Three generations of one family tell us about life in Gardenia.
I’m Ray and I’m a retired resident of Gardenia.
About nine years ago, my son Howard bought a home here. At the time, I’d just retired and was planning a move to Spain. However, things didn’t quite work out and Howard offered up his garden room to me.
I didn’t really know much about the whole garden city thing and at first I wasn’t sure I’d accept the offer. I was worried I’d be stuck out on the edge of the country with not much to do. However, I have to admit I was very wrong.
I lived with Howard and my granddaughter, Anna, for a couple of years and whilst the garden room was very comfortable, I made the decision to move to Gardenia’s retirement village. Howard was working from home a lot more and I thought he needed the office space.
In my day, retirement villages always meant winding down – but I can honestly say I’m now more active and involved in the community than ever before.
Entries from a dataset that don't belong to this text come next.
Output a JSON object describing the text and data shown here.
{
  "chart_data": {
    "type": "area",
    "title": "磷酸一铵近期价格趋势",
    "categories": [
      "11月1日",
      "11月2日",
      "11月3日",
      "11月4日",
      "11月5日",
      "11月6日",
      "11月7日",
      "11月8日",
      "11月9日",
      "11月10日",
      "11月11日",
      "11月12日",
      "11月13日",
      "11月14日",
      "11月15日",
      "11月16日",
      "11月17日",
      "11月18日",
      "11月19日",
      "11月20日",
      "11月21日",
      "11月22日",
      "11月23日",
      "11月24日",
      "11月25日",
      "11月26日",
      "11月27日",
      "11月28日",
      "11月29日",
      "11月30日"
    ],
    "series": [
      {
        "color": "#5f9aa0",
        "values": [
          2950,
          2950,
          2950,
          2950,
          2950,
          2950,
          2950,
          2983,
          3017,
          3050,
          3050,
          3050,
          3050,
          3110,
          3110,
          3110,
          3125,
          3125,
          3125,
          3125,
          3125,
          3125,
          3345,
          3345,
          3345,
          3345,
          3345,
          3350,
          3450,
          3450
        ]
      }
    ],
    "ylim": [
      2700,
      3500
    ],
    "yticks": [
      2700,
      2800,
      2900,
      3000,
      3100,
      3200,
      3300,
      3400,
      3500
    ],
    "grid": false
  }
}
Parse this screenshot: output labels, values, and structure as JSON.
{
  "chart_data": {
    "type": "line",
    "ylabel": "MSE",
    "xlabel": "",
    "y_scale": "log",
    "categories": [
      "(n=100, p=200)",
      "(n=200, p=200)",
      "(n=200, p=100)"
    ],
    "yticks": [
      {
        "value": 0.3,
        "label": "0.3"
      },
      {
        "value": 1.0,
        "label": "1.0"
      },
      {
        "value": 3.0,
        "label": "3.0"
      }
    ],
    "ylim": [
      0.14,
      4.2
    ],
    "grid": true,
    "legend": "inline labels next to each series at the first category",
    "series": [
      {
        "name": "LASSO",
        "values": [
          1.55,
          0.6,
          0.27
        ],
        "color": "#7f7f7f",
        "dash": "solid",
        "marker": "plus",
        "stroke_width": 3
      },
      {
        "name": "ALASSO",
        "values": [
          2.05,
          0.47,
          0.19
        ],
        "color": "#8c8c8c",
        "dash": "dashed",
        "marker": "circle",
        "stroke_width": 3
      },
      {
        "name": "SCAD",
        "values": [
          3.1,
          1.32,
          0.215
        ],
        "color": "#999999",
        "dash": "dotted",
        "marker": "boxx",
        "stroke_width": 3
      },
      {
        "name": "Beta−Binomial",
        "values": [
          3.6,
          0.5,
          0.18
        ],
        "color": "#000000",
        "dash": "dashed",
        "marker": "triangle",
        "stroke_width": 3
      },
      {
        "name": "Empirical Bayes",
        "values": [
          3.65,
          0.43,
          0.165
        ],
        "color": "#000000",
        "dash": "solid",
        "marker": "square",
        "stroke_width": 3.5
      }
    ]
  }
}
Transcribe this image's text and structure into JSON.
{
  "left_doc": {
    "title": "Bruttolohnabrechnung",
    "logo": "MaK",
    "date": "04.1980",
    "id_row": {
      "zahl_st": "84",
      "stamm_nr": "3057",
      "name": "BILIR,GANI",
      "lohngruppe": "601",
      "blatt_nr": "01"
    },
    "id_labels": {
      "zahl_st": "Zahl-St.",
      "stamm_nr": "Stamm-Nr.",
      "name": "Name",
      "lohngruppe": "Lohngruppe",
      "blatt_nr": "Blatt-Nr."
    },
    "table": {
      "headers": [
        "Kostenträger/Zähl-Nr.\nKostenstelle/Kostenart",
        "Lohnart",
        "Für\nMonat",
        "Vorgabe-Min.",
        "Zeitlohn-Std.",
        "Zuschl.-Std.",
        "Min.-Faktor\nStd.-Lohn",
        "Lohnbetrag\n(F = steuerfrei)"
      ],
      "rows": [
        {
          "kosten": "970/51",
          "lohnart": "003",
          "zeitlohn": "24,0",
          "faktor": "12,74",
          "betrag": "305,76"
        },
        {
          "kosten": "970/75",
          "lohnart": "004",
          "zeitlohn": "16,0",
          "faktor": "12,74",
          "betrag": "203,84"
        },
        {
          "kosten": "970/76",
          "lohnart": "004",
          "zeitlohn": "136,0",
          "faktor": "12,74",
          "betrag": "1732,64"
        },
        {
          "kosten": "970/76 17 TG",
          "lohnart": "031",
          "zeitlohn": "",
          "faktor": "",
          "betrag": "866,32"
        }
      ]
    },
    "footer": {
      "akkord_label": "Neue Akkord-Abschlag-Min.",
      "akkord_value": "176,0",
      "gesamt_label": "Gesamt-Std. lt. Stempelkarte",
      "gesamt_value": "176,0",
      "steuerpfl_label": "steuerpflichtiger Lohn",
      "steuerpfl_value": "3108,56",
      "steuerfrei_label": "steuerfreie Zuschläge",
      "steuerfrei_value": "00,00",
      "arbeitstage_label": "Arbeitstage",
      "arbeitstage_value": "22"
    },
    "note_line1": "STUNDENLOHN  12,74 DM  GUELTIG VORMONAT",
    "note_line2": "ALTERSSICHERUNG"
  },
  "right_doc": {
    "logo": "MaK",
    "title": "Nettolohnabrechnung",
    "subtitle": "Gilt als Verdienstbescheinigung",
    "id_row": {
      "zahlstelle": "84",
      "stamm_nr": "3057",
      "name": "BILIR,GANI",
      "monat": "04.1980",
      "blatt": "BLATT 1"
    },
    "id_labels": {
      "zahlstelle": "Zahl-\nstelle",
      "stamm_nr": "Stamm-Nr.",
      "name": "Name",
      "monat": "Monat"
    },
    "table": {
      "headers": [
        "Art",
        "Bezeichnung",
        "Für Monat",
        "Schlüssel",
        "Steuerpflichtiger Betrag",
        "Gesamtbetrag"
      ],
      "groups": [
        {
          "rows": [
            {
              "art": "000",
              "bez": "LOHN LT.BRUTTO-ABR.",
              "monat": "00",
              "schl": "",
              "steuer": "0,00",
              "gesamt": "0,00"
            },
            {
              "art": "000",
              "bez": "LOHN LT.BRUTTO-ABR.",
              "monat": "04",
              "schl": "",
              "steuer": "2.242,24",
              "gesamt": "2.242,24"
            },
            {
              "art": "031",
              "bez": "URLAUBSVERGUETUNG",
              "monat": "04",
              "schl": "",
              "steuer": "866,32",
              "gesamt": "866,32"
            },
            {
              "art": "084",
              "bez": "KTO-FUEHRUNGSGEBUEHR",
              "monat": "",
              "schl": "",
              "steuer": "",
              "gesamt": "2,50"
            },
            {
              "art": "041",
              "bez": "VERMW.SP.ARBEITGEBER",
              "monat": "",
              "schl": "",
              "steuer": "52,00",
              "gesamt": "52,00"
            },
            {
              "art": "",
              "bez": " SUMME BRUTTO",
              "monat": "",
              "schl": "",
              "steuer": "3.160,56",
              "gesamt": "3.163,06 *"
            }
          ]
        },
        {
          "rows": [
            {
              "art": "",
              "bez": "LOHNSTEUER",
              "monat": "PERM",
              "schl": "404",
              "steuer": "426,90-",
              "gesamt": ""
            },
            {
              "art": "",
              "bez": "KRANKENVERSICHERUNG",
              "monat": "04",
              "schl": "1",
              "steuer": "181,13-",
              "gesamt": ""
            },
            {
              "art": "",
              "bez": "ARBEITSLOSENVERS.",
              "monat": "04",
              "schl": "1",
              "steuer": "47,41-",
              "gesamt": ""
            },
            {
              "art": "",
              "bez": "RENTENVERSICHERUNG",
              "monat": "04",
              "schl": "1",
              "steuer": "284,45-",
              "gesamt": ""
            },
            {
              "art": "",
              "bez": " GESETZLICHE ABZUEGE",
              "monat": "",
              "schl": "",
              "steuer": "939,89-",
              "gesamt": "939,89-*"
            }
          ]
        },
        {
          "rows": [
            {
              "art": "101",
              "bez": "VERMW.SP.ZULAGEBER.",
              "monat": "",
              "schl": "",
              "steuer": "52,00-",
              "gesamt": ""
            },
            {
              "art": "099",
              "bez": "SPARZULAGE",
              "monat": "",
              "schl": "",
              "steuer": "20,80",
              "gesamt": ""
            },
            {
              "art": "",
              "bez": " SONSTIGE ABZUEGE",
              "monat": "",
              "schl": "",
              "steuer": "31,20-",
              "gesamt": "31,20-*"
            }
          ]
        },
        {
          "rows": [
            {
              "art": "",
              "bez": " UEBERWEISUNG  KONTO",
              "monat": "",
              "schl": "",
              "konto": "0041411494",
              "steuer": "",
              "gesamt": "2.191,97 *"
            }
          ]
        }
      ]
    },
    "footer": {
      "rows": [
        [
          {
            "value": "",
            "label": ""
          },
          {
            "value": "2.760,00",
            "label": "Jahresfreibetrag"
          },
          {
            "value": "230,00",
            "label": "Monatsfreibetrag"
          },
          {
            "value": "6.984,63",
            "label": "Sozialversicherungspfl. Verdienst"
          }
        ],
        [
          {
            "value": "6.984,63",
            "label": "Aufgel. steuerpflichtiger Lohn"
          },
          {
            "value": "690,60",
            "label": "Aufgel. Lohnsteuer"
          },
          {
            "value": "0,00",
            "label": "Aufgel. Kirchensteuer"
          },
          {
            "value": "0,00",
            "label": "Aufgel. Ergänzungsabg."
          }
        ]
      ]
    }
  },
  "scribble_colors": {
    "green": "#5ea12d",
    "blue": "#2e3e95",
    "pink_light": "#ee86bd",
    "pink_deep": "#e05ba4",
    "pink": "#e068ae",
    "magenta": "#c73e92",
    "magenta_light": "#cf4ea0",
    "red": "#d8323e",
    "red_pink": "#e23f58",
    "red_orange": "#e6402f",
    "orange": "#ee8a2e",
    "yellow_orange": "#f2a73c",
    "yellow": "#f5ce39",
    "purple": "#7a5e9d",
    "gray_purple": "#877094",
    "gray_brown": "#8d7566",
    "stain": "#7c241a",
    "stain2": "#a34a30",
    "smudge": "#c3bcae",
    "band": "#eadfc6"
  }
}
When I first moved in, I signed up to a local bee keeping course I saw advertised over at the community hub. I now volunteer at the city farm opposite, looking after their hives. It’s nice to be able to spend time with the kids from my granddaughter’s school, who are over regularly helping with planting.
In a couple of months I’ll be starting my summer evening garden fragrance tours back up – they’ve been popular with local mental health charity.Gardenia became plastic free a few years ago and I offered my expertise from my old accountancy days to help set up a business producing starch based alternatives grown in the linear garden.
That led to me attending the stewardship meetings. Up for discussion this month is the proposed community owned wind turbine for the northern gateway. There’s also plans for rewilding some of the land to the north as well. Species counts in Gardenia have been bucking national trends, with the numbers of insects, birds and mammals right up. That’s all thanks to the community’s habitat initiatives.
In the nine years I’ve been living here, things have evolved. There are less cars on the road. Year on year, the Air Quality Data Commission identifies Gardenia as one of the healthiest urban areas to live in the UK. As a community we’re very proud of that.
We’re also seeing tourists flocking to our annual cherry blossom festival – it’s even attracting visitors from Japan now which is fantastic.
For now, I’m eagerly awaiting Gardenia’s first ever fish harvest from the new aquaponics centre. What an achievement that will be!
Initially a sceptic, Ray’s realised that garden city living is just about looking after the local environment and therefore investing in his family’s future.